Vince is currently sold direct online and through speciality retailers including Farro Fresh and via Foodstuffs in the local Northland area, but Stowe said there were some challenges for the burgeoning brand to overcome when it came to mainstream retail.

“Because it is a new category and our alt-mince doesn’t fit in with all the other alt-meats in the fridge and freezer section in [in the supermarket] it goes in the aisle with the rice and pasta as a ready-meal but it is quite hard to stick it on a supermarket shelf and expect people to know what it is,” Stowe said.

“Unless you know what it is and you are looking for it, not many people are going to pick it. I am a curious shopper I am always looking out for things but most people are in and out of there to get what they need.”

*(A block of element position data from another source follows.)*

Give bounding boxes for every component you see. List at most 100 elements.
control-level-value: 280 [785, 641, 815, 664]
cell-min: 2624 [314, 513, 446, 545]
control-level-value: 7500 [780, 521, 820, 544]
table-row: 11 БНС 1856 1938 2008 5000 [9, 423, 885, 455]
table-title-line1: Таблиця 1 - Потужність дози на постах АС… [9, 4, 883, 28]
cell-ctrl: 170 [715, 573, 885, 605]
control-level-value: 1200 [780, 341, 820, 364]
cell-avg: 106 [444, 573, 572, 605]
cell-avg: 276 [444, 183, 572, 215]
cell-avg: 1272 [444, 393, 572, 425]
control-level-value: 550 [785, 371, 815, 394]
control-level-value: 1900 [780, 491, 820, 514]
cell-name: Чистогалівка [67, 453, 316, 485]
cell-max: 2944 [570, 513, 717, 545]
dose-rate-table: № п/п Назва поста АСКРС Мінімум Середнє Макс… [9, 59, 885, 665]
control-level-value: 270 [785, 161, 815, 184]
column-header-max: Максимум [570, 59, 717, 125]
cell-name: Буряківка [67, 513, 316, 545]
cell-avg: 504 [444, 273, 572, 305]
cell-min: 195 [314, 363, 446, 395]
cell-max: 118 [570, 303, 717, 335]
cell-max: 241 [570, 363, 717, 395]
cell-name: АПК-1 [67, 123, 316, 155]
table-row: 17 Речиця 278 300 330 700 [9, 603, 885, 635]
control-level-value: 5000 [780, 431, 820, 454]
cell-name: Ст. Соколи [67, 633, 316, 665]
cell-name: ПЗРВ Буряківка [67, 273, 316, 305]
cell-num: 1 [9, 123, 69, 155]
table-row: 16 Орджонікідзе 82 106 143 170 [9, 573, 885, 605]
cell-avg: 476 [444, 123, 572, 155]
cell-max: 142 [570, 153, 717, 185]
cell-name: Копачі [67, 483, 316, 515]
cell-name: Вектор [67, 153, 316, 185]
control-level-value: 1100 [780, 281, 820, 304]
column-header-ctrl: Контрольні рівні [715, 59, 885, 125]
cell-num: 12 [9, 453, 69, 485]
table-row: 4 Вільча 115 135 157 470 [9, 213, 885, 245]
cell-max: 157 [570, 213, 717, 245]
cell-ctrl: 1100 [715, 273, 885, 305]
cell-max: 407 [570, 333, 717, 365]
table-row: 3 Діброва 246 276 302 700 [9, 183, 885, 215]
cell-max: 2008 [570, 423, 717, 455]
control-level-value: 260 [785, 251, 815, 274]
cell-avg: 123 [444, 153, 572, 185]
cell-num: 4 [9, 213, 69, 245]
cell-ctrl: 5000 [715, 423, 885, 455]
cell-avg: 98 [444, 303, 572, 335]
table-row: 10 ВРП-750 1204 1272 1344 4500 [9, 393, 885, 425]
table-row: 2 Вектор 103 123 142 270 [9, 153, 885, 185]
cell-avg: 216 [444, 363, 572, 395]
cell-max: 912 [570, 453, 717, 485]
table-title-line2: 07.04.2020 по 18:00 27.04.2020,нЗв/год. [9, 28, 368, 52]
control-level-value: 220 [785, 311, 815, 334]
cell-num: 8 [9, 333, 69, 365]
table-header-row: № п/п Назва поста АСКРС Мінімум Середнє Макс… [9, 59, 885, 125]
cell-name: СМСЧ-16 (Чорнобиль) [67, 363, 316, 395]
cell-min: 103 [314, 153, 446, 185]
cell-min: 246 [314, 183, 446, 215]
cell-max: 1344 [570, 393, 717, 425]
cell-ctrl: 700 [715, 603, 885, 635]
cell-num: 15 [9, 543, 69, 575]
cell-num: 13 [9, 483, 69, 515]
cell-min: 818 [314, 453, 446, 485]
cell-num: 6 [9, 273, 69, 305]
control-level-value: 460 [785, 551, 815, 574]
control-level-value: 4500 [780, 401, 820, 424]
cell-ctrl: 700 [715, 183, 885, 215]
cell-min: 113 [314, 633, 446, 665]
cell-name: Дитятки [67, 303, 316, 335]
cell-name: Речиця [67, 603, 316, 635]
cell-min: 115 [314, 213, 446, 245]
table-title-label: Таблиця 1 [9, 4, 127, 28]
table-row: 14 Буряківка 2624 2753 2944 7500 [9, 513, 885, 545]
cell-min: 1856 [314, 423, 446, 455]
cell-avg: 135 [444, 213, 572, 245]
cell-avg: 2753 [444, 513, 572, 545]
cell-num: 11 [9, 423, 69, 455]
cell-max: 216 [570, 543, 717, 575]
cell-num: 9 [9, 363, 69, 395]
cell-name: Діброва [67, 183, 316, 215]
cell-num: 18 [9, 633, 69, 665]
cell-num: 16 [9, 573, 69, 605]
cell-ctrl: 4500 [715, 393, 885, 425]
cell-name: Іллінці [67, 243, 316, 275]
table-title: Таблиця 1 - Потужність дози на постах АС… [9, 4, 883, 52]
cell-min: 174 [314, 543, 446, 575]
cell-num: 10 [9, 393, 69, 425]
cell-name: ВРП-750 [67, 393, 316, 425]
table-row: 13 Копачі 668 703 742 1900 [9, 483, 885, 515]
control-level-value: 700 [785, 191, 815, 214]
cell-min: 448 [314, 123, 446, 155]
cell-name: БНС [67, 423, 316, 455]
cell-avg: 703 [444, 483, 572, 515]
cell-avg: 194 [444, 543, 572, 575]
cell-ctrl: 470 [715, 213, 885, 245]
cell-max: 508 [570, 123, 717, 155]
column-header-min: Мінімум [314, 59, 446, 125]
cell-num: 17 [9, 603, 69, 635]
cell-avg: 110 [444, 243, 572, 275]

Stowe said they were still committed to bricks and mortar supermarket sales and the introduction of speciality vegan dried goods sections in some high street supermarkets would help their case, but expansion into retail also takes time.

“In Countdown our category is due for review next June, and if we were accepted we wouldn’t be in store until January 2023 which is so far away, so we have to think about how we are going to grow in the meantime.”

That meant overhauling its website and driving more sales direct, while simultaneously investing in the brand, which just took out the Pantry Award category at the 2021 New Zealand Food Awards, powered by Massey University, beating other finalists including Fix & Fogg and Pic’s Peanut Butter.

It also meant investing in equipment to support the volume that would be required by increased sales – both direct and should its retail footprint expand.

Stowe said the imported equipment that had been ordered, and inevitably delayed by Covid, would increase capacity from 300 units a week to 300 units a day.

The dehydrated nature of Vince meant there was also an opportunity in the outdoors market for people camping and tramping.

While Stowe was keen to capitalise on sales to that market over summer, she was also mindful of the risk that Vince would become “pigeonholed” as an outdoor product, trumping its proposition as a purpose-led meat alternative deliberately developed to avoid the carbon-intensive chilled supply chain and reduce food and packaging waste.